Friday, April 11, 2014

8 Dying Technologies

   You might know that Beloit College publishes its Mindset List annually. This is a list that reminds us that incoming first-year students at Beloit, and the rest of our nation's colleges, have a very different set of life experiences than older people may realize.  In other words, readers of the Mindset List get a yearly reminder they are getting older.
   Some of the Mindset List addresses technology changes. That's understandable. Technology changes rapidly, so the 8-track tapes of yesteryear are essentially unknown to today's college students.
   Reading the May, 2014 issue of MaximumPC, I was reminded of the Mindset List because there's a brief article on eight dying technologies.  The author suggests that the listed items are so out of favor with younger users that they are doomed to extinction.  They are, of course, items that many of us have used over the years.  But times change and new habits, built on new possibilities, evolve.  This list perfectly illustrates our evolving culture.

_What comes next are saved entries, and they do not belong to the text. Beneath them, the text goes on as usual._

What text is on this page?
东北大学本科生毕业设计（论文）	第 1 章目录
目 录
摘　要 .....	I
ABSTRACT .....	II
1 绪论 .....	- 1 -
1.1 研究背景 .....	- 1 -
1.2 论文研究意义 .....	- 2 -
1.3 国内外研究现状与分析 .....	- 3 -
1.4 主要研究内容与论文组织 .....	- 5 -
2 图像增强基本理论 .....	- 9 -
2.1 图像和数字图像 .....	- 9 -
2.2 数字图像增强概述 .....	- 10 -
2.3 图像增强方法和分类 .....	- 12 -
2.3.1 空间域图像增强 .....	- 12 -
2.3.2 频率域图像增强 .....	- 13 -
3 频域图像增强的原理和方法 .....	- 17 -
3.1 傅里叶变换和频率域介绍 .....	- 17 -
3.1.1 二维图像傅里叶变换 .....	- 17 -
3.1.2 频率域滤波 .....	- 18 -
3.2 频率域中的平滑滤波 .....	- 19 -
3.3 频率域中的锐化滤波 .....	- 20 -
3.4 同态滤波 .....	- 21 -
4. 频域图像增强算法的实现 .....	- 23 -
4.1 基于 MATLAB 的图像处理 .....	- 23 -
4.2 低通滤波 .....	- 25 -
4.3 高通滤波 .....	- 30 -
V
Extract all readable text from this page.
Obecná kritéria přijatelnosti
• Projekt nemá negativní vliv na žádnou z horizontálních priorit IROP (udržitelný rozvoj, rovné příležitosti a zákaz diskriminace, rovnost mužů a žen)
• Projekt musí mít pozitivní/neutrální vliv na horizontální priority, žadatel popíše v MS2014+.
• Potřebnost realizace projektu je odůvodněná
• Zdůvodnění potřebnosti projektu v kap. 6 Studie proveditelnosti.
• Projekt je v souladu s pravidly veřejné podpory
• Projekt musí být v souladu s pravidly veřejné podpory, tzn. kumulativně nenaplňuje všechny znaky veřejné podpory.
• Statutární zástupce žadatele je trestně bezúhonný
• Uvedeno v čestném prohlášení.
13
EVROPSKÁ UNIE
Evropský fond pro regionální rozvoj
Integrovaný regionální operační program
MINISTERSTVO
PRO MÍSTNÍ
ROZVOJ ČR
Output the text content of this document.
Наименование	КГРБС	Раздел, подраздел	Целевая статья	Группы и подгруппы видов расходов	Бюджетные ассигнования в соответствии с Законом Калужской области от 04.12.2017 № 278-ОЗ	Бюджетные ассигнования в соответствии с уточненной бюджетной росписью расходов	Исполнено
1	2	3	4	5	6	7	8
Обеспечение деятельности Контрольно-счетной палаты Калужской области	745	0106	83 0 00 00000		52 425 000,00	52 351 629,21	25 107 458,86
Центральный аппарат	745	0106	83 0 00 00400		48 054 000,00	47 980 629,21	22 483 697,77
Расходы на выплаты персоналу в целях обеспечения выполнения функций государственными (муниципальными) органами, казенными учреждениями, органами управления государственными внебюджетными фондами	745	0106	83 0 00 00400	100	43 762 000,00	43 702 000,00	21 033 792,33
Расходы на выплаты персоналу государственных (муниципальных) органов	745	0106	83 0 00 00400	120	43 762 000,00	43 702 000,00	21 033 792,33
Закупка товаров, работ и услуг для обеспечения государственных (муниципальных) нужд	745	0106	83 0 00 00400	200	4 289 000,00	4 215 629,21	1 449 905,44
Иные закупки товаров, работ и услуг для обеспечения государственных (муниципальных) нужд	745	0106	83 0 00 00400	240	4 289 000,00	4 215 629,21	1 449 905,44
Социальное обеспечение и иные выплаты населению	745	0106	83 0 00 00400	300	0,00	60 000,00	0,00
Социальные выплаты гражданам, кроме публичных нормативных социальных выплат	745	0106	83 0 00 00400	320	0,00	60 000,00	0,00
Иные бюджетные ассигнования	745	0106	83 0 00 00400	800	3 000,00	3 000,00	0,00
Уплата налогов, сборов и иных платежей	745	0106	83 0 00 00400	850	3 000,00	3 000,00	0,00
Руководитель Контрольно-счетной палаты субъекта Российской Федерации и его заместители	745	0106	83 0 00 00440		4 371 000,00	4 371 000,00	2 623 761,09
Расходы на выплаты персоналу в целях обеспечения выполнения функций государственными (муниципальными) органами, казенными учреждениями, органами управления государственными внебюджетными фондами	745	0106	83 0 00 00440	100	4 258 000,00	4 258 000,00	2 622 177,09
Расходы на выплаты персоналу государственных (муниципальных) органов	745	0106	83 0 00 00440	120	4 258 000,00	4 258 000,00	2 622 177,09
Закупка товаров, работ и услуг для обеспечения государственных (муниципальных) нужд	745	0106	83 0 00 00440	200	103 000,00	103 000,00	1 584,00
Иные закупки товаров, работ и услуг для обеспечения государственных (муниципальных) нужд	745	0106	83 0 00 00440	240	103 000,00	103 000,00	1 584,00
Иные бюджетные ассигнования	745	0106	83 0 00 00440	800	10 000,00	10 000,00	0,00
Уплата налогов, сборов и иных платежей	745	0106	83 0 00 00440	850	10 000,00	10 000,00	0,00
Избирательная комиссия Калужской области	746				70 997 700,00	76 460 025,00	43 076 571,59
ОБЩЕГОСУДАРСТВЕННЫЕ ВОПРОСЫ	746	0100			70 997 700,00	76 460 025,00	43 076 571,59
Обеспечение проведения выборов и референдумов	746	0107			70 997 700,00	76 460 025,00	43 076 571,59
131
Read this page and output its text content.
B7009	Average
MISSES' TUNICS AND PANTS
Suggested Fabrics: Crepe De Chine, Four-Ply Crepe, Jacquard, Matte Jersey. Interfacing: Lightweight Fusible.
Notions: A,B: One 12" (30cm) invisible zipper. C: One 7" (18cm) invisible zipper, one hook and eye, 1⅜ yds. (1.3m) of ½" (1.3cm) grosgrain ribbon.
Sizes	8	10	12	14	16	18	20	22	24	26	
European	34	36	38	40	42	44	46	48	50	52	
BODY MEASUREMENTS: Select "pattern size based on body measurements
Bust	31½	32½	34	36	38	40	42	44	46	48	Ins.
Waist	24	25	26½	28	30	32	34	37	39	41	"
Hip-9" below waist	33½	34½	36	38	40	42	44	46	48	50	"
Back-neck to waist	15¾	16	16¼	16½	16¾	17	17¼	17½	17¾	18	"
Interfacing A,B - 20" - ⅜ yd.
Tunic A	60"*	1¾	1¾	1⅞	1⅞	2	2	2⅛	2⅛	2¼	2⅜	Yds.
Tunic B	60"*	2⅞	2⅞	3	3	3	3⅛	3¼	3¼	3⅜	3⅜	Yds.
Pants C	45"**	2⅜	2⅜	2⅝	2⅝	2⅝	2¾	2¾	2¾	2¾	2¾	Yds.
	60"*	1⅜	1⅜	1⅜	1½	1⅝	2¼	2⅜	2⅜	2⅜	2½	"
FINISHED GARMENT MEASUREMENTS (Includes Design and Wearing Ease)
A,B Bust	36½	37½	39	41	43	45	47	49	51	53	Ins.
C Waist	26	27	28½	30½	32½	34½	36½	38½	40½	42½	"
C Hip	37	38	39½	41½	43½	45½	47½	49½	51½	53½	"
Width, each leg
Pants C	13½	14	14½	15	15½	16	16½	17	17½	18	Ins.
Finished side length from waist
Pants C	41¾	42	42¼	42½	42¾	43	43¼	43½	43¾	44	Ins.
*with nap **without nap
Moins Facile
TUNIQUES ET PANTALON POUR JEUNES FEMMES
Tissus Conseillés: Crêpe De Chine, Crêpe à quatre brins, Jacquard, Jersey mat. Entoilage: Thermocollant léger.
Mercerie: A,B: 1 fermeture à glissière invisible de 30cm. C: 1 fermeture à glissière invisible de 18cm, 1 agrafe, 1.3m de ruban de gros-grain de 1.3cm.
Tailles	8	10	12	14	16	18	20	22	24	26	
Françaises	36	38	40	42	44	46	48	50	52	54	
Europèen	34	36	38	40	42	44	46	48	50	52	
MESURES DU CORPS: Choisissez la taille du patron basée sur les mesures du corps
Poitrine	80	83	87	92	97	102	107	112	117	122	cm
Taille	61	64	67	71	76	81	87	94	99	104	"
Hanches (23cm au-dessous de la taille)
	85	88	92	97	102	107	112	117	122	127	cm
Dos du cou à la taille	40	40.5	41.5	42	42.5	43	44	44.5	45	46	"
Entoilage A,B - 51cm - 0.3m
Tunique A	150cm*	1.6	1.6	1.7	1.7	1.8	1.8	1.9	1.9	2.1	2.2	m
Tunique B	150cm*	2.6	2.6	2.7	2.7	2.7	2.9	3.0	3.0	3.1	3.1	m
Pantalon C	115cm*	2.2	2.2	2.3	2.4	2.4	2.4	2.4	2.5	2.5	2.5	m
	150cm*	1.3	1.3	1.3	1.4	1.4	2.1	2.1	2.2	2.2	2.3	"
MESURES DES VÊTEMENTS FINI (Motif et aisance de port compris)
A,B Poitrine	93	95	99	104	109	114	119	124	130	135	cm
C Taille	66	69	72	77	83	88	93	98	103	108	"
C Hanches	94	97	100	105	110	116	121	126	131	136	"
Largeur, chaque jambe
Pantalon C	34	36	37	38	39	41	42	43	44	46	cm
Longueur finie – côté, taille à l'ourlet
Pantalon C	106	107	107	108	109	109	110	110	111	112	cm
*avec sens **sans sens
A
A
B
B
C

1. Travel Maps: Always a challenge to open them in a car and then refold them correctly. Useful for travel, but not as useful as a GPS navigation system to go from here to there.  And simply put, younger drivers/riders just don't use them.
2. GPS Device: Maps (see #1) were in part doomed by the GPS device. But that stand-alone device has quickly given way to assorted phone apps. My personal navigation app favorites: MapQuest and Scout.
3. Wired Internet: Though not likely to be truly extinct anytime soon, it is true that the generation currently coming of age is a wireless generation. A wired connection seems pretty old fashioned to most of them.
4. Answering Machine: You're just not very likely to find this device on the nightstand of a twenty-something.  The truth is, you're not all that likely to find that group of people making calls or leaving voice messages. Texting, tweeting and posting have largely supplanted voice-based communications.
5. Alarm Clock: Even I don't use an alarm clock, and no one will mistake me for a millennial or a gen-exer. I just use my phone's app.
6. CDs: As the article in Maximum PC states, vinyl may be coming back, but CDs will not.  If you're listening to digital music files, CDs are now the least convenient way to listen. (But they have best chance of surviving intact over time, so they may continue to exist as a back-up solution.)
7. Compact camera: We call them phones, but for most people, their functionality as a camera is very important.  Why carry a second camera that does pretty much the same thing as your phone's camera?  More avid photographers know that the phone's camera is not going to make a good DSLR obsolete anytime soon, but that small digital point and shoot will quickly become a thing of the past.
8. Land lines: Why pay twice for phone service? Cell phones are on their way to becoming a pervasive technology, so given the presence of a cell phone (and cell phone bill) in your life, do you need a land line too?  Twenty-somethings definitely think not.

Old School: Technologies evolve though memories persist.
    Technologies change, and as they do, new ways of doing things emerge.  Through history, my guess is that younger people have generally pushed these changes of habits forward.  That certainly seems to be the case in these first decades of the 21st century.